A tragédia se desenrolou por volta das 16h40 (horário local) quando rajadas fortes de vento e granizo geraram condições climáticas adversas, resultando em névoa densa que prejudicou a visibilidade. Barrando a comunicação e a segurança das embarcações, quatro barcos, cada um capaz de transportar até 40 pessoas, foram virados pelas ondas fortes. Apesar de não estarem superlotados, 84 passageiros foram lançados nas águas turbulentas — há informações que indicam que 70 deles necessitaram de hospitalização.
O presidente Xi Jinping ordenou esforços imediatos nas operações de resgate e enfatizou a importância de aumentar as medidas de segurança em áreas turísticas, especialmente durante períodos de alta movimentação como o feriado de cinco dias que alcançou seu ápice nesse domingo. Regiões como Qianxi atraem numeroso fluxo turístico devido à sua beleza natural e atraentes montanhas cênicas, mas os eventos trágicos dessa magnitude expõem a vulnerabilidade dos locais a desastres ambientais.
Cerca de 500 agentes de segurança, incluindo bombeiros e equipes médicas, estavam envolvidos nas operações de busca por vítimas. A busca continua pelo desaparecido, enquanto os feridos foram considerados fora de risco e estão recebendo atendimento médico. Testemunhas relataram que, além das quatro embarcações turísticas, outras duas sem passageiros também naufragaram, mas suas tripulações conseguiram sobreviver ao incidente.

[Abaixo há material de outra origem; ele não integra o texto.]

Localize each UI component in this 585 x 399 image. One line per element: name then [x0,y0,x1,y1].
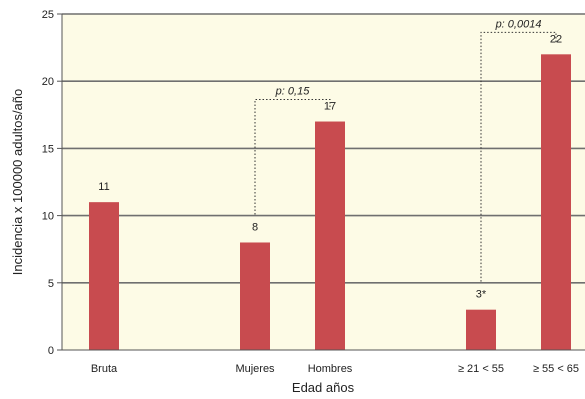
bar [89,202,119,350]
comparison-annotations: p: 0,15 p: 0,0014 [254,18,557,282]
category-label: ≥ 21 < 55 [458,363,504,375]
comparison-bracket [480,31,557,282]
bar [541,54,571,350]
bar [466,309,496,350]
category-label: Mujeres [235,363,275,375]
y-axis-ticks: 0 5 10 15 20 25 [42,9,62,357]
p-value-label: p: 0,15 [275,86,311,98]
category-label: Hombres [308,363,353,375]
y-tick-label: 25 [42,9,54,21]
y-tick-label: 0 [48,345,54,357]
comparison-bracket [254,99,331,215]
y-tick-label: 5 [48,278,54,290]
x-axis-label: Edad años [292,380,355,395]
category-label: Bruta [91,363,118,375]
y-tick-label: 10 [42,211,54,223]
bars [89,54,571,351]
bar-value-label: 8 [252,221,258,233]
y-tick-label: 20 [42,76,54,88]
bar [240,242,270,350]
bar [315,121,345,351]
p-value-label: p: 0,0014 [495,18,542,30]
bar-value-label: 11 [98,181,109,193]
bar-value-label: 3* [476,289,487,301]
category-label: ≥ 55 < 65 [533,363,579,375]
y-tick-label: 15 [42,143,54,155]
category-labels: Bruta Mujeres Hombres ≥ 21 < 55 ≥ 55 < 65 [91,363,579,375]
y-axis-label: Incidencia x 100000 adultos/año [10,89,25,275]
bar-value-label: 22 [550,33,562,45]
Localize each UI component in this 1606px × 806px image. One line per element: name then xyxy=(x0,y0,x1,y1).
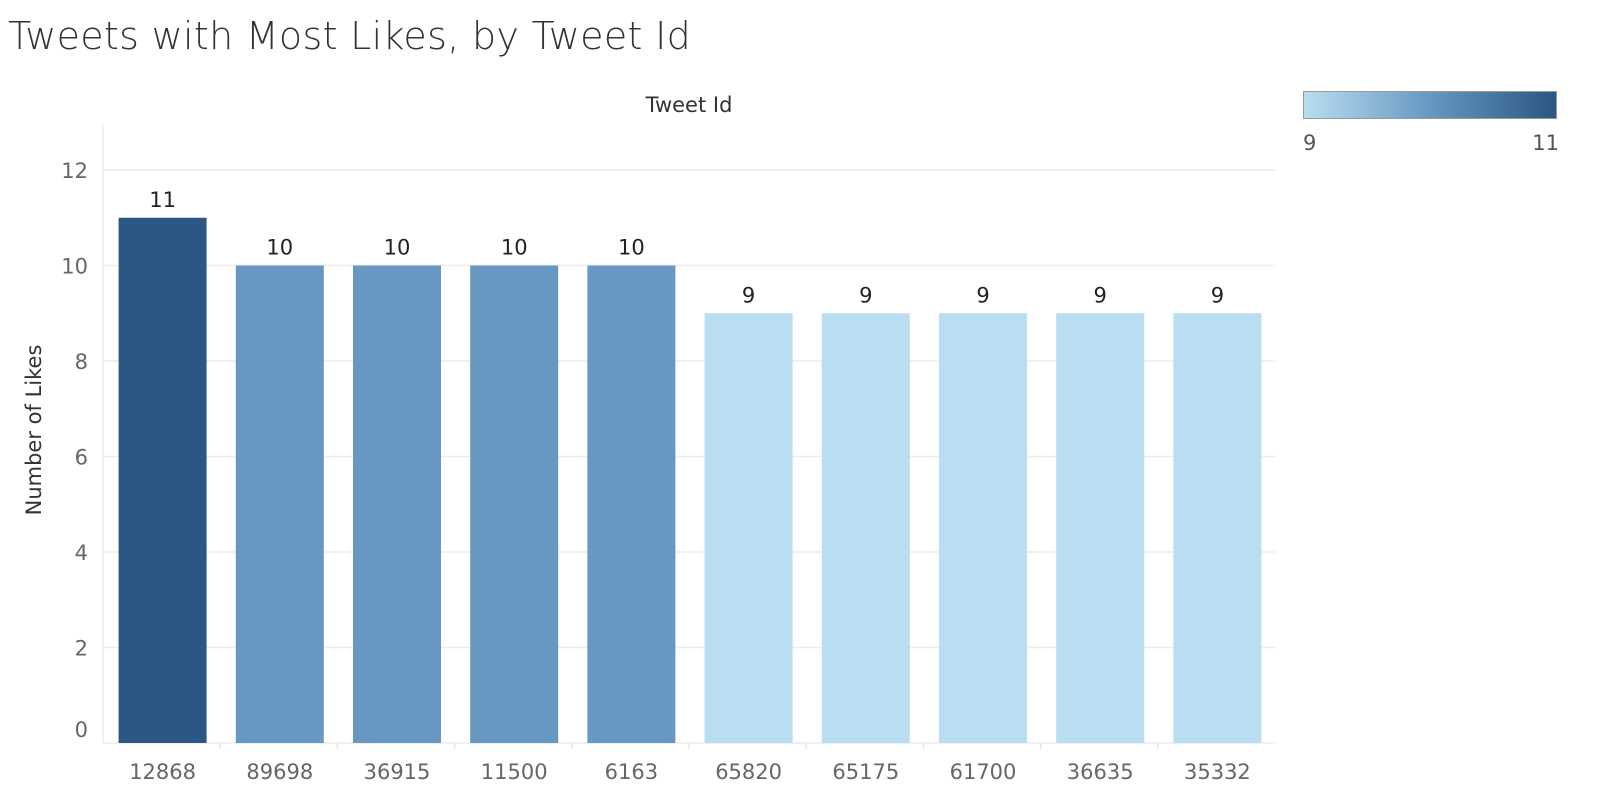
y-tick-label: 6 xyxy=(75,446,88,470)
y-axis-title: Number of Likes xyxy=(22,345,46,516)
y-tick-label: 2 xyxy=(75,637,88,661)
x-tick-label: 6163 xyxy=(605,760,658,784)
data-label: 9 xyxy=(1211,283,1224,307)
chart-title: Tweets with Most Likes, by Tweet Id xyxy=(8,14,692,58)
bar xyxy=(704,313,793,743)
bar xyxy=(353,265,441,743)
data-label: 10 xyxy=(618,236,645,260)
bar xyxy=(1056,313,1145,743)
data-label: 10 xyxy=(501,236,528,260)
data-label: 9 xyxy=(976,283,989,307)
data-label: 9 xyxy=(1094,283,1107,307)
x-tick-label: 12868 xyxy=(129,760,196,784)
x-tick-label: 36635 xyxy=(1067,760,1134,784)
x-axis-title: Tweet Id xyxy=(645,93,733,117)
color-gradient-bar xyxy=(1303,91,1557,119)
legend-max-label: 11 xyxy=(1532,131,1559,155)
legend-min-label: 9 xyxy=(1303,131,1317,155)
data-label: 11 xyxy=(149,188,176,212)
bar xyxy=(821,313,910,743)
y-tick-label: 0 xyxy=(75,718,88,742)
color-legend: 9 11 xyxy=(1303,91,1559,155)
data-label: 9 xyxy=(742,283,755,307)
data-label: 10 xyxy=(266,236,293,260)
y-tick-label: 10 xyxy=(61,255,88,279)
y-tick-label: 12 xyxy=(61,159,88,183)
data-label: 10 xyxy=(384,236,411,260)
y-tick-label: 8 xyxy=(75,350,88,374)
x-tick-label: 65820 xyxy=(715,760,782,784)
x-tick-label: 61700 xyxy=(950,760,1017,784)
y-tick-label: 4 xyxy=(75,541,88,565)
bar xyxy=(235,265,324,743)
x-tick-label: 11500 xyxy=(481,760,548,784)
bar xyxy=(587,265,676,743)
x-tick-label: 35332 xyxy=(1184,760,1251,784)
x-tick-label: 36915 xyxy=(364,760,431,784)
bar xyxy=(118,217,207,743)
x-tick-label: 65175 xyxy=(832,760,899,784)
bar xyxy=(1173,313,1262,743)
bar xyxy=(470,265,559,743)
x-tick-label: 89698 xyxy=(246,760,313,784)
bar xyxy=(939,313,1027,743)
data-label: 9 xyxy=(859,283,872,307)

O acidente não apenas despertou uma onda de lamento em toda a China, mas também chamou a atenção internacional devido à sua ocorrência em um feriado em que milhões de chineses viajam pelo país. Especialistas questionaram os protocolos de segurança marítima sob condições meteorológicas extremas, identificando a falta de superlotação como um fator mitigador, sugerindo que as causas do desastre estão mais ligadas a fenômenos meteorológicos imprevisíveis e não a negligência humana.
A Administração Meteorológica da China já havia emitido alertas de chuvas torrenciais para a região sul e sudoeste do país antes do desastre. Enquanto os investigadores se aprofundam nas causas do naufrágio, a Xinhua destacou que este foi o mais sério acidente fluvial desde 2021, reacendendo discussões sobre regulamentações de transporte fluvial e a proteção dos turistas em áreas vulneráveis a desastres naturais. O governo também oferece apoio psicológico e jurídico às famílias das vítimas, demonstrando uma resposta atenta ao desastre que abalou a imagem da segurança turística na China. O caso ressalta a necessidade de uma abordagem robusta para mitigar riscos e garantir a segurança dos turistas em localidades propensas a fenômenos climáticos adversos.